Veuillez agréer, monsieur le ministre, l'expression de ma haute considération.

Le président de la Division du Québec

F. P. Brady pièce jointe 106th Annual General Meeting, Montreal, Quebec — June 5 and 6, 1977 106e Assemblée générale annuelle, Montréal, Québec — les 5 et 6 juin, 1977 le 3 juin 1977

Mémoire soumis à la

Commission parlementaire permanente

de l'éducation, des affaires culturelles et des communications

sur le projet de loi No 1

"Charte de la langue française au Québec"

par la Division du Québec

de l'Association des manufacturiers canadiens

I — INTRODUCTION

Les commentaires du présent mémoire représentent la position de la Division du Québec de l'AMC, qui compte 1700 membres dans toutes les régions du Québec.

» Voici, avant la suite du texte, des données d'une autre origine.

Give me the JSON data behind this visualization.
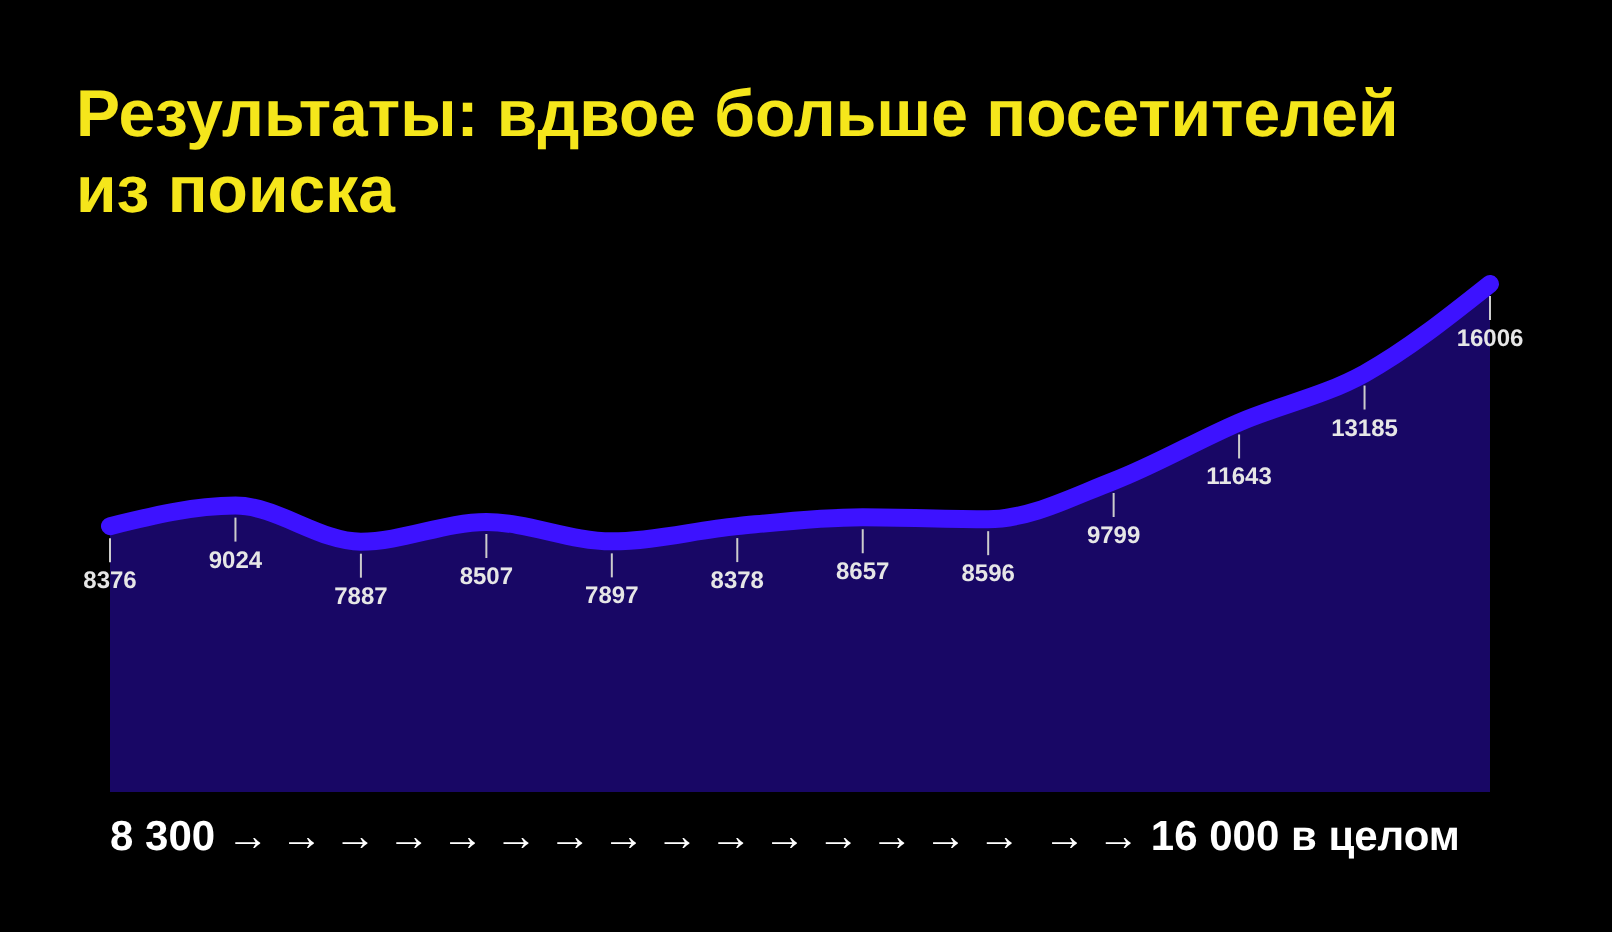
{
  "chart_data": {
    "type": "area",
    "title": "Результаты: вдвое больше посетителей из поиска",
    "categories": [
      null,
      null,
      null,
      null,
      null,
      null,
      null,
      null,
      null,
      null,
      null,
      null
    ],
    "series": [
      {
        "color": "#3d12ff",
        "values": [
          8376,
          9024,
          7887,
          8507,
          7897,
          8378,
          8657,
          8596,
          9799,
          11643,
          13185,
          16006
        ]
      }
    ],
    "data_labels": true,
    "annotations": [
      "8 300 → → → → → → → → → → → → → → →  → → 16 000 в целом"
    ]
  }
}
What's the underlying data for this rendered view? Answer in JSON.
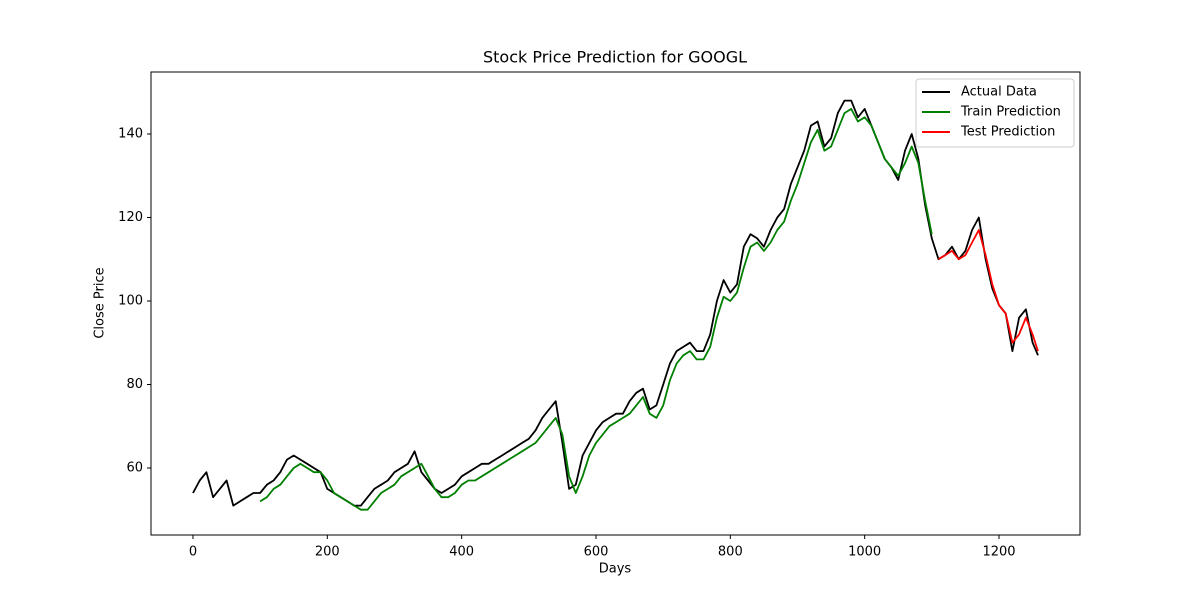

Le secteur manufacturier québécois reconnaît la nécessité d'accroître l'usage du français pour en faire une réalité vivante en son milieu.

Il importe de rappeler que les résultats d'un sondage mené par l'AMC en 1970, à la demande de la Commission Gendron, ont nettement démontré que le français était déjà la langue de travail au niveau de la production au Québec. On trouvera en annexe copie du rapport de cette recherche. La brièveté du délai accordé pour la production d'un mémoire n'a pas permis la mise à jour des chiffres de ce rapport

par une nouvelle enquête. Mais l'expérience des membres de l'AMC depuis 1970 est à l'effet que la francisation des entreprises s'est améliorée substantiellement depuis cette date.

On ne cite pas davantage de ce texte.